FLORIDA – There were 69 applications filed during the fiscal year that ended on June 20, 2009 and 29 projects were funded, with a production spend of about $55.3 million in qualified state expenditures.  The remainder of the $10.8 million provided for the current fiscal year has been allocated. However, funds could become available again if projects drop out of the queue.  There is legislation in draft form to change to a transferable credit, which would make more money available, but no action will be taken before March 2010 when the legislature reconvenes.

GEORGIA – For the fiscal year ending June 30, 2009 direct production expenditures totaled $591 million and the state estimates the economic impact to be over $1 billion dollars.  Twenty-six feature films, 93 television episodes, one-offs, and TV movies and specials were produced along with 250 commercials, 36 music videos and 41 video games.  Georgia estimated production expenditure exceeds $350 million from July 1 to December 31, 2009.  One of the largest GA film tax credits administered by The Incentives Office was for Robert Redford’s “The Conspirator,” which was filmed in Savannah. 

IOWA – The state suspended its program because of accounting and reporting irregularities, resulting in great uncertainy for its’ future.

MASSACHUSETTS – The direct spend for 2009 is estimated to be between $200 and $300 million.  Although three studios have been announced (Plymouth, Weymouth and Boston), all are still seeking construction financing.  There were no changes made in the legislation during 2009 and none are anticipated for 2010.  Known for drawing larger film projects, there are no annual, project or per hire caps in Massachusetts. 

NORTH CAROLINA – Effective January 1, 2010 North Carolina has approved legislation to increase its refundable credit to 25%.  There is no yearly cap or application approval process, but there is a $1 million per hire cap and the state imposes an add-back provision, which effectively reduces the net rebate to a few points less than 25%.  Producers are also required to file a state tax return. 

OHIO – There’s a new Film Commissioner, Jeremy Henthron and in October, 2009 an incentive was funded providing a 25% rebate, plus an additional 10% for local cast and crew.  There’s also $10 million available for the 2010-2011 fiscal year with $20 million being allocated for the following fiscal year.  There is a per production cap of $5 million. 

PENNSYLVANIA – In 2009 14 film and TV projects were produced in the state.  Features included “Blue Valentine”, “The Last Airbender”, “Three Rivers”, “Law Abiding Citizen” and “Unstoppable”.  “The Road”, which was filmed in 2008, was recently released.  Television shows included Season 7 of “Cold Case”, Season 5 of “It’s Always Sunny in Philadelphia” and “Teach” with Tony Danza on A & E. 

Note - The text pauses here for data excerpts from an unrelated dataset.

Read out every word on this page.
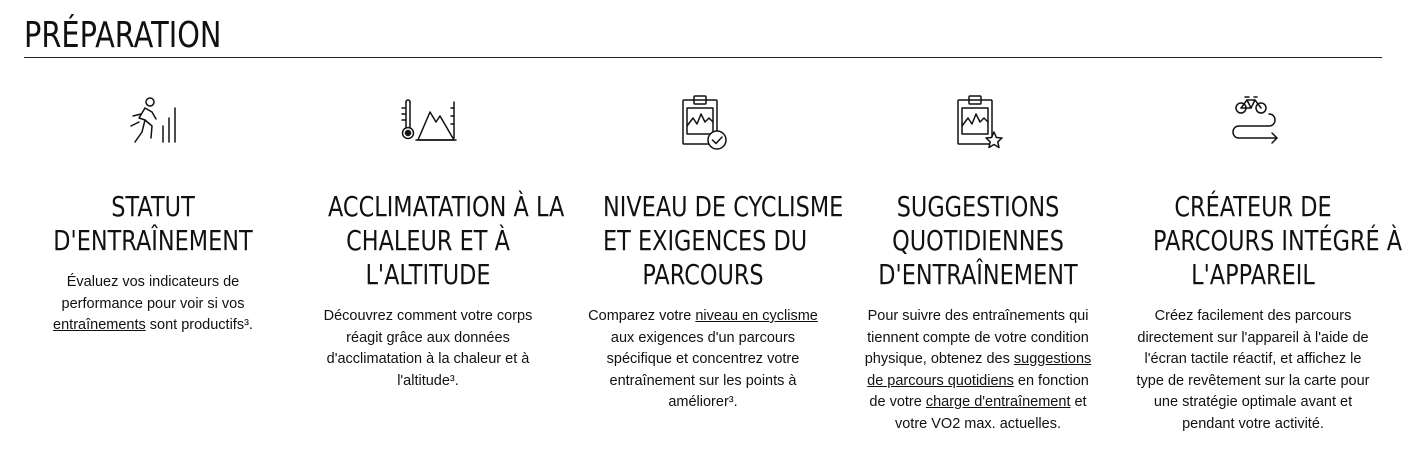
PRÉPARATION
STATUT
D'ENTRAÎNEMENT

Évaluez vos indicateurs de performance pour voir si vos entraînements sont productifs³.

ACCLIMATATION À LA
CHALEUR ET À
L'ALTITUDE

Découvrez comment votre corps réagit grâce aux données d'acclimatation à la chaleur et à l'altitude³.

NIVEAU DE CYCLISME
ET EXIGENCES DU
PARCOURS

Comparez votre niveau en cyclisme aux exigences d'un parcours spécifique et concentrez votre entraînement sur les points à améliorer³.

SUGGESTIONS
QUOTIDIENNES
D'ENTRAÎNEMENT

Pour suivre des entraînements qui tiennent compte de votre condition physique, obtenez des suggestions de parcours quotidiens en fonction de votre charge d'entraînement et votre VO2 max. actuelles.

CRÉATEUR DE
PARCOURS INTÉGRÉ À
L'APPAREIL

Créez facilement des parcours directement sur l'appareil à l'aide de l'écran tactile réactif, et affichez le type de revêtement sur la carte pour une stratégie optimale avant et pendant votre activité.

Direct production-related expenses tallied over $250 million, while tax credit funds for the fiscal year ending on June 30, 2009 were reduced to $42 million, with $60 million being allocated for the current fiscal year.  On July 1, 2011 the tax credit reverts to the full $75 million per year and funds are available at this time.

SOUTH CAROLINA – Since the fiscal year began on July 1, 2009, South Carolina estimates that production expenditures totaled approximately $45 million, with $10 million in rebate funds being available through June 30, 2010. 

WASHINGTON – The financial assistance committed for filmmakers in Washington was $4,616,397 with 7 films and 7 commercials benefiting from the state’s initiative in 2009. 

WISCONSIN – The Film Commissioner has taken an indefinite leave of absence and the allotted funds available for 2009 were cut to $500,000.